Le jour avait fait place aux ombres de la nuit,
Un silence profond régnait sur la nature ;
Cet éclat ténébreux que la lune produit
Des champs et des vallons argentait la verdure ;
Sur le sommet d’un précipice affreux
Je vois paraître une forme angélique,
Un ton plaintif, des accents douloureux
Me font entendre un chant mélancolique.
« Tout est beau, tout est grand dans ces endroits chéris,
À goûter le bonheur tout ici nous invite,
Pourquoi retardes-tu, toi pour qui seul je vis ?
Veux-tu donc que je meure ?… hélas ! je le mérite :
Un pur amour avait uni nos cœurs,
Tu m’étais cher, je te fus infidèle ;…
Ô tendre ami, pardonnes mes erreurs,
Des cœurs constants je serai le modèle. »
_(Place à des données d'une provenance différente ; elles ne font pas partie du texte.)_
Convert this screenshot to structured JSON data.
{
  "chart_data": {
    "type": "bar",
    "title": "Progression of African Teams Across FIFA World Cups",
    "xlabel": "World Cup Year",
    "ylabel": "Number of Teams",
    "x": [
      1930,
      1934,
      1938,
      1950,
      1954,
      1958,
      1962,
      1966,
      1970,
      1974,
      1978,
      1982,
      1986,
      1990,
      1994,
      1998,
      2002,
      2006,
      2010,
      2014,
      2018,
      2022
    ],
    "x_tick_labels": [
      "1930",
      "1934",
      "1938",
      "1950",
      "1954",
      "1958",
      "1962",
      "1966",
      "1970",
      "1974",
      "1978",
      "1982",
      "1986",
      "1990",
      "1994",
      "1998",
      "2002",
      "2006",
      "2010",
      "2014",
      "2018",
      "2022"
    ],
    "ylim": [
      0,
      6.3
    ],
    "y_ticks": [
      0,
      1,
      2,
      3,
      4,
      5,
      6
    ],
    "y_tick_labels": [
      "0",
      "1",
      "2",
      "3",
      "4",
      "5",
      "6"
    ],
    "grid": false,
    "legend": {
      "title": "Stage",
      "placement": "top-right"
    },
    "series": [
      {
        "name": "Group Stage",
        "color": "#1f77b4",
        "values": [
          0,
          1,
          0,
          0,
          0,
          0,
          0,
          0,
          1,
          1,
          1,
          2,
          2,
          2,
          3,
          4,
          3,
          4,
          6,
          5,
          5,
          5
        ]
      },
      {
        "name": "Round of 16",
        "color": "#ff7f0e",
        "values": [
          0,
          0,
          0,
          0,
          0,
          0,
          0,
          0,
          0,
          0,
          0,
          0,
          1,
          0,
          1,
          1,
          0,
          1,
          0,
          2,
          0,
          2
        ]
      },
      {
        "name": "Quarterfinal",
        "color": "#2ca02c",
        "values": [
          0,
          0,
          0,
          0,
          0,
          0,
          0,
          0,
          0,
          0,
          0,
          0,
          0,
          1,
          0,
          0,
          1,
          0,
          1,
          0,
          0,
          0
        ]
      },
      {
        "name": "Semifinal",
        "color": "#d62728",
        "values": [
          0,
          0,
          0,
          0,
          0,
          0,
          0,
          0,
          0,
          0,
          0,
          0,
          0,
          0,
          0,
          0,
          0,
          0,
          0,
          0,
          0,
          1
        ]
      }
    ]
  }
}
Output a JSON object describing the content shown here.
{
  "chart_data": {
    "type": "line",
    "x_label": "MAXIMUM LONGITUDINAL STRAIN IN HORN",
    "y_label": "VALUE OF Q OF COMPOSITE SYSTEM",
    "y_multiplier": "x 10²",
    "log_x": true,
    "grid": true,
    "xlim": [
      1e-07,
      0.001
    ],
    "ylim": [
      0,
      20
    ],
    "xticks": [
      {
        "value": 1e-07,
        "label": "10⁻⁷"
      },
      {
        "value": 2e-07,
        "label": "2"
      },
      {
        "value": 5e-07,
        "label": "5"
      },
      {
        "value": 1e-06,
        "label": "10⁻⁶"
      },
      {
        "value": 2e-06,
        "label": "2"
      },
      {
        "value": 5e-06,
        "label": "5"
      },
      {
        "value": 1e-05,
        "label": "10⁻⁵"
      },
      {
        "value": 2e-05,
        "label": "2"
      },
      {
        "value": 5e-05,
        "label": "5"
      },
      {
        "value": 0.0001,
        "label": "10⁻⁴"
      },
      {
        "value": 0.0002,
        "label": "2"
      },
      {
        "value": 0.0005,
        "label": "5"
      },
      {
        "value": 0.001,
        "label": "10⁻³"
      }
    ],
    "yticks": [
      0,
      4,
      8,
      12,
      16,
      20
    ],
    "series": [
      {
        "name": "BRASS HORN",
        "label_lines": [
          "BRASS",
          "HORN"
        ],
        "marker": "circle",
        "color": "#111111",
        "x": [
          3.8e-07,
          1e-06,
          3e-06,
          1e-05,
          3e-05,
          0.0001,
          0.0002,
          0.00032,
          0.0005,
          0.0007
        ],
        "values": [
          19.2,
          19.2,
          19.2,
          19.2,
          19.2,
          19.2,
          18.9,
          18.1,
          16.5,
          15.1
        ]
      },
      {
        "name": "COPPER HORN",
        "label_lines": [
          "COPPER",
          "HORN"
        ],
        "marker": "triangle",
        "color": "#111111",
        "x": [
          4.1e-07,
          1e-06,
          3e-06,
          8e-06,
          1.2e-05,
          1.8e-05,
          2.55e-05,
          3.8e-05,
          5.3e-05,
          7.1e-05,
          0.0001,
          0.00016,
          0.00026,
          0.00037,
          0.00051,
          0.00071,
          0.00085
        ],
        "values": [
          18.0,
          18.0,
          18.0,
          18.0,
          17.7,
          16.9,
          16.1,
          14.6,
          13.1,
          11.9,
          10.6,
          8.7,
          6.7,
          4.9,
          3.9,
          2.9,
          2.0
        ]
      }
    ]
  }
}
« Au bord de ce ruisseau, dans ce bocage frais,
Jadis nous partagions nos plaisirs et nos peines,
Sous ces arbres touffus avec moi tu pleurais,
Tu riais avec moi : tu gisais dans mes chaînes ;
Combien de fois je t’ai vu me jurer
Que pour toujours je te serais unie ;
Tu fuis de moi, tu ne veux plus m’aimer,
Je suis coupable,… ah ! que je suis punie ! »
« Peut-être en ce moment, plus heureuse que moi,
Une autre dans tes bras jouit de sa conquête
Mais où suis-je ? que vois-je ? est-ce un rêve, est-ce toi ? »
À ces mots je la vois vers moi pencher la tête.
Un cri perçant frappe soudain les airs,
Elle frémit, chancelle, tombe, expire.
Elle dormait : sur ces rochers déserts
L’avait conduite un amoureux délire.